For most of the movie, Origin focuses on Toola and Agito. I did find Toola’s character to be interesting, as the viewer can relate to her because she is also a stranger to the fictional world. Toola’s world is much like ours, except more technologically advanced. Naturally, the conflict revolving around her has to do with the choice of returning the world to the way it used to be, or living in the current one. Although, as I mentioned, the resolution of this conflict comes too quickly and easily, its presence is enough to give Toola’s character a bit of texture.

Agito, however, didn’t work for me as a lead. That’s mostly because his dialogue pretty much consists of saying “Toola” over and over. I didn’t get the impression that Toola could care so much about him so as to even consider living in Neutral City for the rest of her life. Agito is just too bland. There’s no reason for the audience to want to cheer for him, yet the film spends way too much time on Agito and his abilities rather than exploring the better developed characters.
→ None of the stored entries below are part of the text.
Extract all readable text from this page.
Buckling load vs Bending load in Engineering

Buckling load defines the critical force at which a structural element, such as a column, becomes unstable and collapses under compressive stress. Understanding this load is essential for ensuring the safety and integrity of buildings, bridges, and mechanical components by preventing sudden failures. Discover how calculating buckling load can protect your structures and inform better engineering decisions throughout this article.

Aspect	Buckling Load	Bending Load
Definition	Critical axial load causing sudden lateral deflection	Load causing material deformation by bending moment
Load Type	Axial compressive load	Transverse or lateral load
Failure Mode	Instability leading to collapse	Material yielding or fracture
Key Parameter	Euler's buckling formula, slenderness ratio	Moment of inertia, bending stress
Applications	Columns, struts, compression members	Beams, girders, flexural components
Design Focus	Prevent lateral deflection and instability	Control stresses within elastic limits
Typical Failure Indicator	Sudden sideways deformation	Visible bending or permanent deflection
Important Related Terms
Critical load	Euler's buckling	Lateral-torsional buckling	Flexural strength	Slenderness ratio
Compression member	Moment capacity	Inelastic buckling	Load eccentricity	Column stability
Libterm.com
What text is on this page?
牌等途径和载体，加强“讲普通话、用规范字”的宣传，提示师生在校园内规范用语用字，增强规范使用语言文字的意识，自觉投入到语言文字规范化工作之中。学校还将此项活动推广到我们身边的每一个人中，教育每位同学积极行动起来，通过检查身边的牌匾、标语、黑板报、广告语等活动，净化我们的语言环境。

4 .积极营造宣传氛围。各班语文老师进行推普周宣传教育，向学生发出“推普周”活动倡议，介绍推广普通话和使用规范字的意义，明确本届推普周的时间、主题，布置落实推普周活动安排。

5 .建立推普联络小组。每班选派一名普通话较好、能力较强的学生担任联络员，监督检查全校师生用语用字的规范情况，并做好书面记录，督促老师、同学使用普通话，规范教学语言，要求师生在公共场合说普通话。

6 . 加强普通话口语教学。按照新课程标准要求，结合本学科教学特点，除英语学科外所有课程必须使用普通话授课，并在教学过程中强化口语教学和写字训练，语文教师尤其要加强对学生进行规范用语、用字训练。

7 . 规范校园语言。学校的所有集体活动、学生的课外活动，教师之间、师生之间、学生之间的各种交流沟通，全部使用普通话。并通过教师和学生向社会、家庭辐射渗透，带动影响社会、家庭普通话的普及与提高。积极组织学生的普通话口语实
Colonel Shunack, who ends up being the villain in the last half of the movie, also works pretty well. Unlike Toola, he’s dead set on returning the world to normal. The thing about Shunack, though, is that you understand basically where he’s coming from. If you woke up in a world where the civilization you knew and grew up in was gone, you’d want to change it back too. He’s not an evil guy; he just doesn’t care about radically altering the lives of others. Even though he was played as a villain, I really wanted him to win.

Origin‘s supporting cast mainly consists of throwaways. Minka, Agito’s friend who has a major crush on him, was put there solely for an aborted love triangle. Cain, Minka’s brother, sort of disappears abruptly from the script. Agito’s dad could have been an intriguing character, but his role is far too small. The film’s weakness here is that none of the characters really make an impression. Toola and Shunack are the only ones that come close, but are nowhere near on the level of being able to carry a film.

Technical

Origin is well produced, for what it’s worth. I particularly liked the song in the intro, though music throughout the rest of the film isn’t super amazing. The choice of voice actors is questionable. Their voices are distinct in a way – they do not at all sound like typical anime voices – but some of the characters come across as a bit robotic. I’m not sure what they were aiming for – maybe they were just trying to make the best of the script.

The visual design is probably the best part of the movie. You really do get a sense that you’re looking at earth, except it’s been through some radical changes. The sets are great, invoking a post-apocalyptic atmosphere that is familiar but also disconcerting – the ruined theater set is a great example of this. The grand scope of the locales is utterly absorbing, as the artistic team has created a world which I’d love to explore in detail. The character designs are conservative enough to make the scenario somewhat believable. Specifically, the incorporation of small visual cues to help viewers keep track of who’s who was a good decision.